Step 3: Load Devstral into Ollama

If you manually downloaded the model:

Ensure the required files are in the correct directory
Use Ollama’s import or conversion tool (see official docs for updates)

Then verify:

ollama list

You should see devstral-small-2505 listed.

Step 4: Run Devstral Locally

Method 1: Command-Line Inference

ollama run devstral-small-2505 "Write a Python function to reverse a string."

Method 2: Run as Local API Server

ollama serve

Then make API calls like:

curl http://localhost:11434/api/generate \
  -d '{"model": "devstral-small-2505", "prompt": "Explain the difference between a list and a tuple in Python."}'

Step 5: Advanced Configuration

GPU Acceleration: Ollama auto-detects your GPU. Make sure your drivers and CUDA toolkit are up to date.
Custom Parameters:

ollama run devstral-small-2505 --max-tokens 512 --temperature 0.7 "Generate a REST API in Flask."

Multiple Models: Ollama supports managing and switching between multiple models with ollama list and ollama run.

Step 6: Integrate Devstral with Development Tools

API Integration: Connect Devstral to tools like VS Code or custom chatbots.
Automation: Script interactions with the API to generate code, comments, or docstrings automatically.

Step 7: Troubleshooting

Common issues:

Model not loading: Ensure you meet RAM/GPU requirements
Slow performance: Update GPU drivers and reduce background load
API issues: Make sure ollama serve is running and accessible

Step 8: Maintenance & Updates

Update Ollama:

ollama update

Update your models using ollama pull or re-download from Hugging Face when new versions are released.

Step 9: Security Best Practices

Keep models and data local; avoid exposing the API externally
Use containers or virtual environments for isolation
Monitor system usage, as large models consume substantial RAM and GPU power

Step 10: Practical Use Cases

Code Generation: Boilerplate, functions, and templates
Code Review: Feedback and improvements
Bug Fixing: Suggest and apply code fixes
Documentation: Generate docstrings and inline comments

Devstral Local vs. Cloud Deployment

Feature	Local with Ollama	Cloud (API)
Privacy	High (local-only)	Lower (data sent to cloud)
Latency	Low	Higher
Cost	One-time hardware cost	Ongoing API charges
Customization	Full control	Limited
Scalability	Limited by hardware	High
Setup Complexity	Moderate	Low

Conclusion

Running Devstral locally with Ollama gives developers privacy, speed, and flexibility in using AI for software engineering.

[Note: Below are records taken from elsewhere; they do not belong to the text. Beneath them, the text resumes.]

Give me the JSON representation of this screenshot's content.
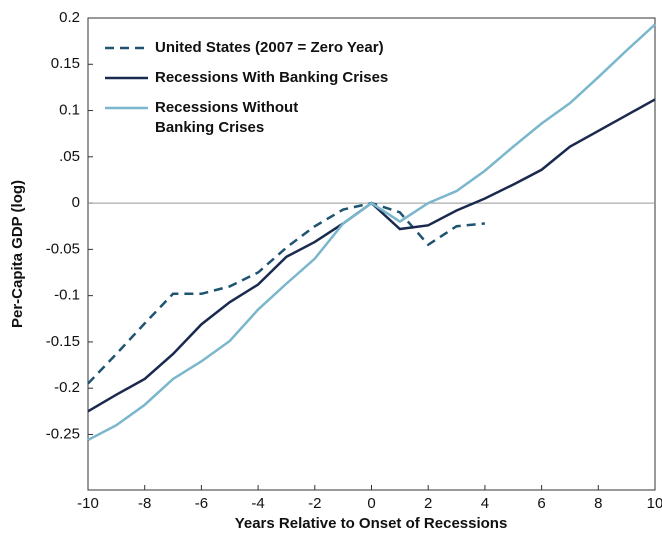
{
  "chart_data": {
    "type": "line",
    "x_label": "Years Relative to Onset of Recessions",
    "y_label": "Per-Capita GDP (log)",
    "x": [
      -10,
      -9,
      -8,
      -7,
      -6,
      -5,
      -4,
      -3,
      -2,
      -1,
      0,
      1,
      2,
      3,
      4,
      5,
      6,
      7,
      8,
      9,
      10
    ],
    "series": [
      {
        "name": "United States (2007 = Zero Year)",
        "color": "#1f5470",
        "dashed": true,
        "values": [
          -0.195,
          -0.163,
          -0.13,
          -0.098,
          -0.098,
          -0.09,
          -0.075,
          -0.048,
          -0.025,
          -0.007,
          0,
          -0.01,
          -0.045,
          -0.025,
          -0.022,
          null,
          null,
          null,
          null,
          null,
          null
        ]
      },
      {
        "name": "Recessions With Banking Crises",
        "color": "#1a2a4e",
        "dashed": false,
        "values": [
          -0.225,
          -0.207,
          -0.19,
          -0.163,
          -0.131,
          -0.107,
          -0.088,
          -0.058,
          -0.042,
          -0.022,
          0,
          -0.028,
          -0.024,
          -0.008,
          0.005,
          0.02,
          0.036,
          0.061,
          0.078,
          0.095,
          0.112
        ]
      },
      {
        "name": "Recessions Without\nBanking Crises",
        "color": "#7ab6cc",
        "dashed": false,
        "values": [
          -0.256,
          -0.24,
          -0.218,
          -0.19,
          -0.171,
          -0.149,
          -0.115,
          -0.087,
          -0.06,
          -0.022,
          0,
          -0.02,
          0,
          0.013,
          0.035,
          0.061,
          0.086,
          0.108,
          0.136,
          0.165,
          0.193
        ]
      }
    ],
    "xlim": [
      -10,
      10
    ],
    "xticks": [
      -10,
      -8,
      -6,
      -4,
      -2,
      0,
      2,
      4,
      6,
      8,
      10
    ],
    "ylim": [
      -0.31,
      0.2
    ],
    "yticks": [
      0.2,
      0.15,
      0.1,
      {
        "value": 0.05,
        "label": ".05"
      },
      0,
      -0.05,
      -0.1,
      -0.15,
      -0.2,
      -0.25
    ],
    "legend": "upper-left"
  }
}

With the right hardware, you can fully utilize Devstral’s capabilities without relying on cloud services.

FAQ

FAQ 1 Can I run Devstral on a laptop?

FAQ 1 Yes, if it has 32GB RAM and a modern GPU. Performance may be limited.

FAQ 2 Is Ollama open source?

FAQ answer 2 Yes, and it's actively maintained.

FAQ 3 Can I fine-tune Devstral locally?

FAQ answer 2 Yes, assuming you have sufficient hardware. Refer to the model’s official documentation.